Maybe he's right. Maybe I'm chasing some Maid of the Mist. He wouldn't say it right out, but perhaps I'm looking for someone who doesn't exist. But, doing it or not? Isn't that my choice? --Lou! You're not a friend! You're a fraud!
--You've got no right to say that, Sam. And over something you don't even know exists or not.
--Then why don't you tell me? I get the feeling you're trying to save somebody some embarrassment. If you know her, it could be her that you're worried about, having a friend of yours--like me, Sam Scopia--slathering all over her. I don't really believe that. What I believe is that you'll be embarrassed for me, because you think she'd laugh in my face if I asked her out!
--No!
--Yes!
Sam, what do I do? My reason for not saying anything is because I don't want you to find out the girl of your dreams is a fucking tramp! A freehole! Like a carpet, she'll lay wherever she'll be received! And maybe there could be a little bit of the fact that the cheap cunt could turn down a saint like you, who wouldn't be worth a single hair on your head--well, you know what I mean. Maybe I should just stay out of it. And let your friend stick his foot in a bogan hole? Cheap, rotten friend you are. But you'd lose him as a friend if you told him Louisa was a cheap cunt. Besides, what gives you the right to decide who Sam should or shouldn't see? He's a big boy. A mind of his own. Better than your fucking screwed up writer's mind. So what do you think, a guy fucks a girl doesn't mean they're engaged. And if Sam wants to get laid, who's to say, `No?' What happens, happens. Besides, he'd never seen Sam so lit up for life, ever! And wasn't that terrific? Better than him remaining a drudge, right? Right? --Look, Sam! Now please don't get sore at me. Maybe this Louisa you know is the same Louisa I know, and maybe it isn't the same person...

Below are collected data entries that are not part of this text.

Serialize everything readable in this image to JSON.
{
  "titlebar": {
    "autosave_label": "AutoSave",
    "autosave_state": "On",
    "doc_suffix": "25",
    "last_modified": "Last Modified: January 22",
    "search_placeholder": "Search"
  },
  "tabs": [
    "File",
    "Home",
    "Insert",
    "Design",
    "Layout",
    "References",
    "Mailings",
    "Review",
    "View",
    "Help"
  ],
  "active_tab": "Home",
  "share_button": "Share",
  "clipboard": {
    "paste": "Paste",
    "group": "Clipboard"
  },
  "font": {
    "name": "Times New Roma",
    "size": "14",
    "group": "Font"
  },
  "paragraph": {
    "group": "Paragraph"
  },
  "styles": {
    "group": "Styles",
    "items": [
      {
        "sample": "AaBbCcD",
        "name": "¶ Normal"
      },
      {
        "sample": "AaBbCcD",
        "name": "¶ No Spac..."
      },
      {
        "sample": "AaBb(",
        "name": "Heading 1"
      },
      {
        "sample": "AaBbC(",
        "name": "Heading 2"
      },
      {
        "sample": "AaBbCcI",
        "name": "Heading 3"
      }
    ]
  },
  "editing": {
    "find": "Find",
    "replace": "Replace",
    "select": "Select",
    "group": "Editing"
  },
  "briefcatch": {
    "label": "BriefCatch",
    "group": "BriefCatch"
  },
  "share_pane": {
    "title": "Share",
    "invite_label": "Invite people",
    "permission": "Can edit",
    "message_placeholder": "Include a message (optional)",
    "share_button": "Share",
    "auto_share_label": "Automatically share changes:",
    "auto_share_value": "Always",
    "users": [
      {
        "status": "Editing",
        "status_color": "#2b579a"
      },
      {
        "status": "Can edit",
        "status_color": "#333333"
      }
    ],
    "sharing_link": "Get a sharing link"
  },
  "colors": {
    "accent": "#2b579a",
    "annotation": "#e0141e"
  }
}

Sam put both his hands on Lou's shoulders. --That's what I've been trying to say. We've got to find out. Not only do I want to see her again, I
perforce
must see her again.
--So spell it out for me, why?
--Because I couldn't take my eyes off of her. Because she is the embodiment and substance of the ideal I conjured in my dreams. Because she has so fascinated my heart I fear if I do not find a response to this beleaguerment I will be deprived totally of all my emotions forever. Because...
--...because you think you're in love with her.
--Your harmonics are mine; mine yours.
Simpatico
. That's right. Because I think I'm in love in love with her. Do you think I'm stupid, to allow myself...no! Just to say I'm in love with someone I've seen for less than four-five minutes? What's worse, she wants nothing to do with me. Called me a jerk. A Klutz. I know she said it with a capital "K."